Pulling into my final stop a short time later, I was immediately informed  that I had to turn around and get back to the station. Post Haste. When I arrived, the entire area was condoned off with yellow police tape. Maybe 5 minutes after I left, Mike got a phone call telling him to check the Max news car. He discovered, on the hood, the grave marker of the girl who had been murdered. Written on the tombstone were specific details of the crime scene which were not yet made public and a threat to the girl who had survived the attack. A chill ran through my entire body upon realization that the killer had been watching Mike and I as we fidgeted around with the van, which was coincidentally, parked beside the news car. I spoke to police and satisfied their questions. I had seen nothing out of the ordinary and was preoccupied with other issues.
Two days later, a wrench with a note for police was tossed through the front window of a house a few blocks from my residence. This note was the work of the Abbotsford Killer, as evidenced by the content. The note also confessed to 3 more unsolved cases. Investigators would later reveal that a thumbprint was pulled from the tape that adhered the note to the wrench.
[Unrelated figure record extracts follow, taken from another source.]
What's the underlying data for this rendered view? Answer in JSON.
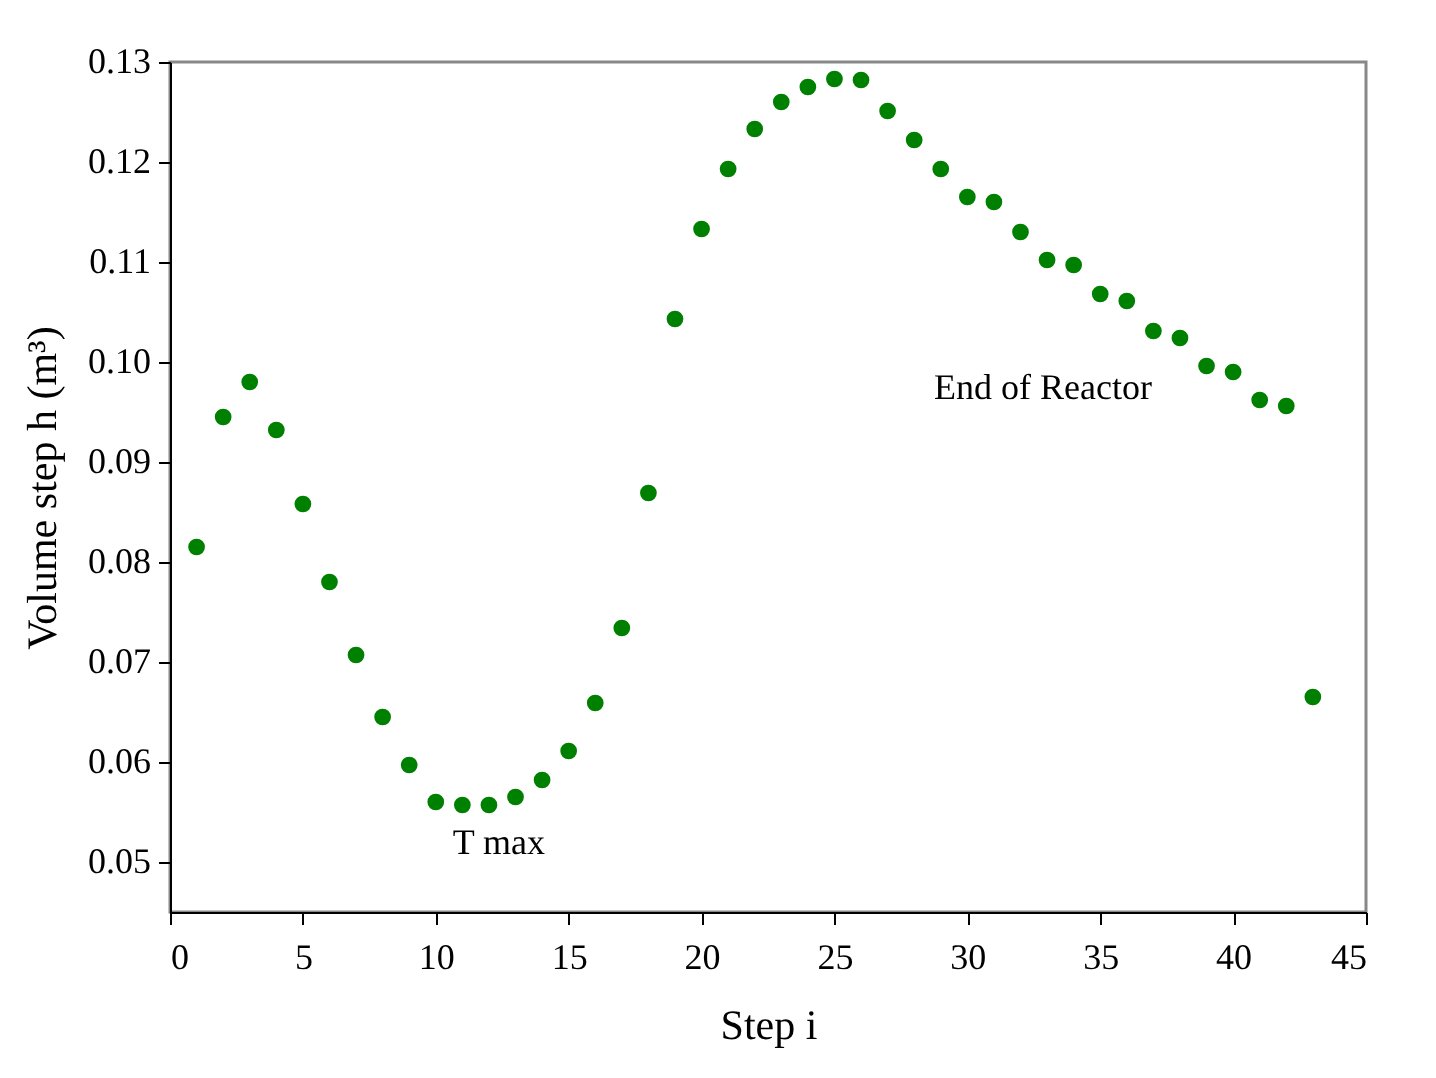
{
  "chart_data": {
    "type": "scatter",
    "xlabel": "Step i",
    "ylabel": "Volume step h (m³)",
    "x": [
      1,
      2,
      3,
      4,
      5,
      6,
      7,
      8,
      9,
      10,
      11,
      12,
      13,
      14,
      15,
      16,
      17,
      18,
      19,
      20,
      21,
      22,
      23,
      24,
      25,
      26,
      27,
      28,
      29,
      30,
      31,
      32,
      33,
      34,
      35,
      36,
      37,
      38,
      39,
      40,
      41,
      42,
      43
    ],
    "series": [
      {
        "color": "#008000",
        "values": [
          0.0815,
          0.0945,
          0.098,
          0.0932,
          0.0858,
          0.078,
          0.0707,
          0.0645,
          0.0597,
          0.056,
          0.0557,
          0.0557,
          0.0565,
          0.0582,
          0.0611,
          0.0659,
          0.0734,
          0.0869,
          0.1043,
          0.1133,
          0.1193,
          0.1233,
          0.126,
          0.1275,
          0.1283,
          0.1282,
          0.1251,
          0.1222,
          0.1193,
          0.1165,
          0.116,
          0.113,
          0.1102,
          0.1097,
          0.1068,
          0.1061,
          0.1031,
          0.1024,
          0.0996,
          0.099,
          0.0962,
          0.0956,
          0.0665
        ]
      }
    ],
    "xlim": [
      0,
      45
    ],
    "xticks": [
      0,
      5,
      10,
      15,
      20,
      25,
      30,
      35,
      40,
      45
    ],
    "ylim": [
      0.045,
      0.13
    ],
    "yticks": [
      0.05,
      0.06,
      0.07,
      0.08,
      0.09,
      {
        "value": 0.1,
        "label": "0.10"
      },
      0.11,
      0.12,
      0.13
    ],
    "annotations": [
      "T max",
      "End of Reactor"
    ],
    "marker": "circle",
    "grid": false
  }
}
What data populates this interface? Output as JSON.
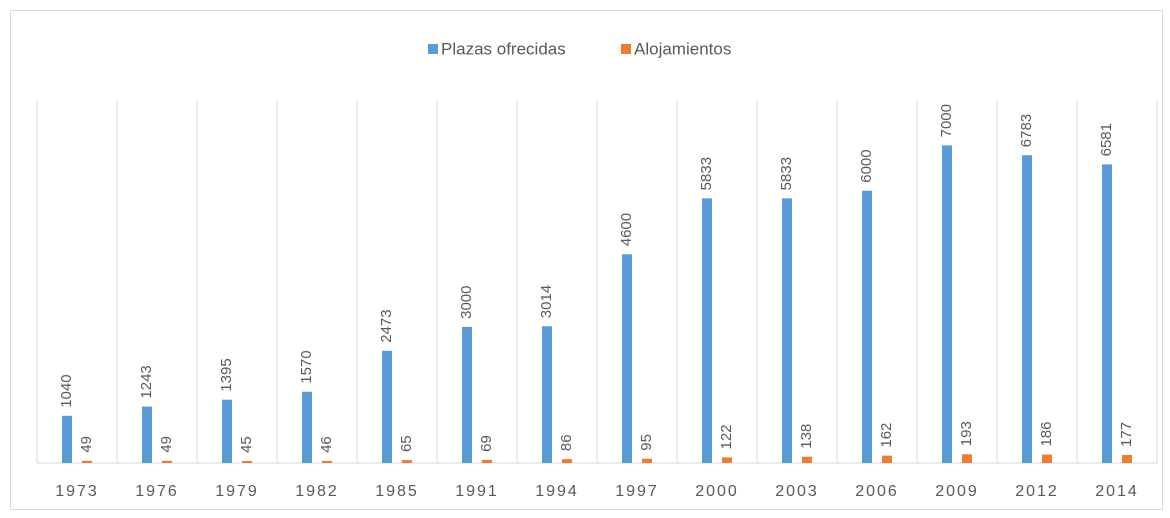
{
  "chart_data": {
    "type": "bar",
    "categories": [
      "1973",
      "1976",
      "1979",
      "1982",
      "1985",
      "1991",
      "1994",
      "1997",
      "2000",
      "2003",
      "2006",
      "2009",
      "2012",
      "2014"
    ],
    "series": [
      {
        "name": "Plazas ofrecidas",
        "color": "#5b9bd5",
        "values": [
          1040,
          1243,
          1395,
          1570,
          2473,
          3000,
          3014,
          4600,
          5833,
          5833,
          6000,
          7000,
          6783,
          6581
        ]
      },
      {
        "name": "Alojamientos",
        "color": "#ed7d31",
        "values": [
          49,
          49,
          45,
          46,
          65,
          69,
          86,
          95,
          122,
          138,
          162,
          193,
          186,
          177
        ]
      }
    ],
    "ylim": [
      0,
      8000
    ],
    "legend": "top"
  }
}
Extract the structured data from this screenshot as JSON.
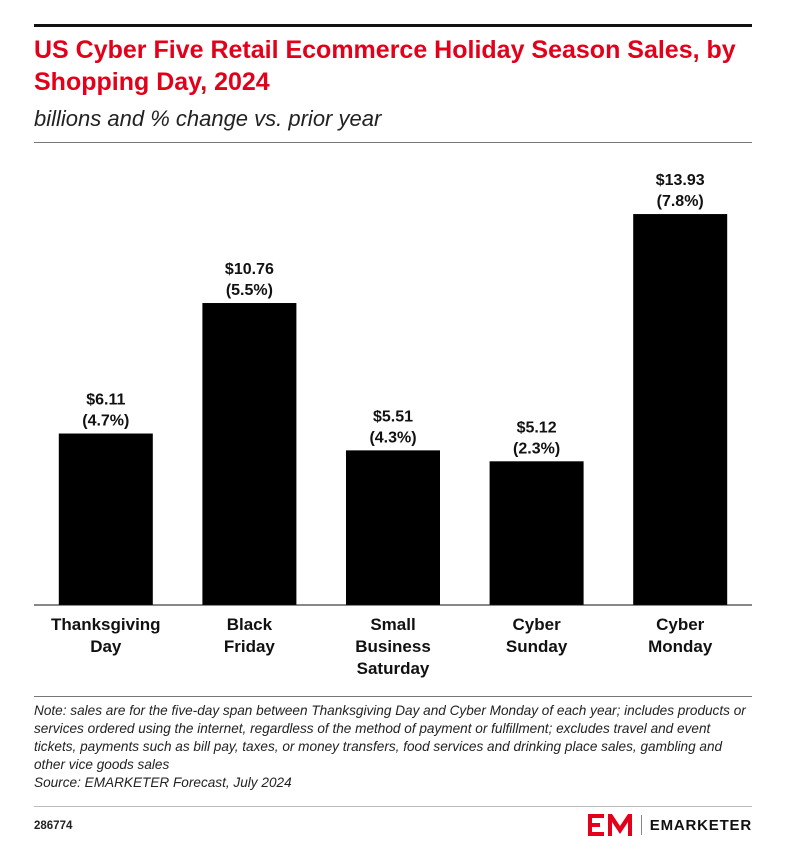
{
  "chart_data": {
    "type": "bar",
    "title": "US Cyber Five Retail Ecommerce Holiday Season Sales, by Shopping Day, 2024",
    "subtitle": "billions and % change vs. prior year",
    "categories": [
      [
        "Thanksgiving",
        "Day"
      ],
      [
        "Black",
        "Friday"
      ],
      [
        "Small",
        "Business",
        "Saturday"
      ],
      [
        "Cyber",
        "Sunday"
      ],
      [
        "Cyber",
        "Monday"
      ]
    ],
    "values": [
      6.11,
      10.76,
      5.51,
      5.12,
      13.93
    ],
    "value_labels": [
      "$6.11",
      "$10.76",
      "$5.51",
      "$5.12",
      "$13.93"
    ],
    "change_labels": [
      "(4.7%)",
      "(5.5%)",
      "(4.3%)",
      "(2.3%)",
      "(7.8%)"
    ],
    "ylim": [
      0,
      15.5
    ],
    "grid": false,
    "bar_color": "#000000"
  },
  "note": "Note: sales are for the five-day span between Thanksgiving Day and Cyber Monday of each year; includes products or services ordered using the internet, regardless of the method of payment or fulfillment; excludes travel and event tickets, payments such as bill pay, taxes, or money transfers, food services and drinking place sales, gambling and other vice goods sales",
  "source": "Source: EMARKETER Forecast, July 2024",
  "footer": {
    "chart_id": "286774",
    "logo_text": "EMARKETER",
    "logo_icon": "em-logo-icon",
    "brand_color": "#e3001b"
  }
}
A tip from his own mother after recognizing his voice from the radio, this fingerprint, and DNA evidence gathered at the crime scene would later convict Terry Driver.
Terry Driver, 31 and father of 2, worked for Abbotsford Printing. One of my best and favorite clients. I recognized this man not only as a pressman, but as a fellow angler. Someone I had seen a number of times at Hub Sports, the local fishing shop.  He  lived in the same area of Abbotsford, just a short stroll from me.
“Through the Valley of the Shadow – The Search for the Abbotsford Killer” is a recently published account of the case, written by Rod  Gehl who was one of the lead investigators.
This 46 minute documentary on the subject has interviews with a number of people I used to know.



2 responses

5 07 2009

Awesome blog! Subscribed on rss. Regular will read it. Good job.

6 07 2009

Excellent blog! Very interesting themes. I will regularly read it.